You can press down as hard as you like. Keep it light, and it will simply cause goosebumps. Push down harder, and you can leave marks, even break the skin if that is what you and your partner want.
Electric Sex Toys
Electricity is incredible when applied in the right way. Estim toys allow you to shock your partner, and you can personalize the experience by changing the levels to match your preference.

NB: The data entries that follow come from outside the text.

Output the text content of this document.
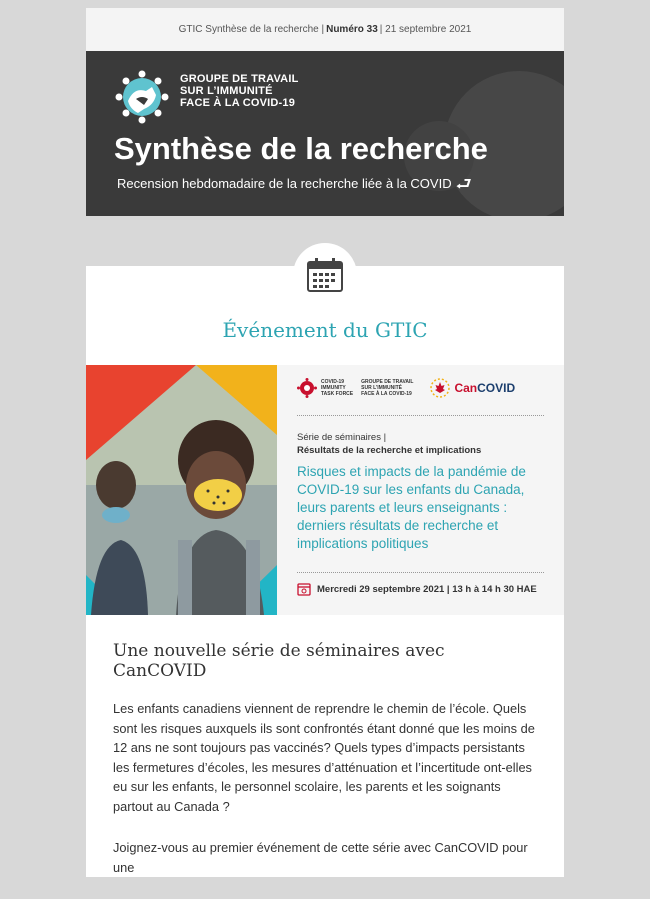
GTIC Synthèse de la recherche | Numéro 33 | 21 septembre 2021
GROUPE DE TRAVAIL
SUR L’IMMUNITÉ
FACE À LA COVID-19
Synthèse de la recherche
Recension hebdomadaire de la recherche liée à la COVID ⮐
Événement du GTIC
COVID-19
IMMUNITY
TASK FORCE
GROUPE DE TRAVAIL
SUR L’IMMUNITÉ
FACE À LA COVID-19	Can COVID
Série de séminaires |
Résultats de la recherche et implications
Risques et impacts de la pandémie de COVID-19 sur les enfants du Canada, leurs parents et leurs enseignants : derniers résultats de recherche et implications politiques
Mercredi 29 septembre 2021
| 13 h à 14 h 30 HAE
Une nouvelle série de séminaires avec CanCOVID

Les enfants canadiens viennent de reprendre le chemin de l’école. Quels sont les risques auxquels ils sont confrontés étant donné que les moins de 12 ans ne sont toujours pas vaccinés? Quels types d’impacts persistants les fermetures d’écoles, les mesures d’atténuation et l’incertitude ont-elles eu sur les enfants, le personnel scolaire, les parents et les soignants partout au Canada ?

Joignez-vous au premier événement de cette série avec CanCOVID pour une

When turned down, these toys will tickle and can be quite pleasant. However, if you crank up the juice, you will start to cause pain as you administer electric shocks to different parts of the body.
Lovehoney All Tied Up Bondage Play Kit (8 Piece)
Tying someone down – or being the one tied – is a thrill that gets many people started with this kink.
There are plenty of ways to do it, from handcuffs to leather ties. But one of the easiest options is to buy a bondage kit that comes with several options, so you and your partner can find out what gets your motors running strongest.
The Lovehoney bondage play kit has soft cuffs for your ankles and wrists, an eye mask, nipple suckers, a vibrating cock ring, and a flogger.
Final Thoughts
A little pain never hurts anyone! If you want to test that theory, a bit of light BDSM or bondage might be right up your alley.
Don’t be afraid to give in to your kinky side, whether you start with a pair of handcuffs or just a few naughty words.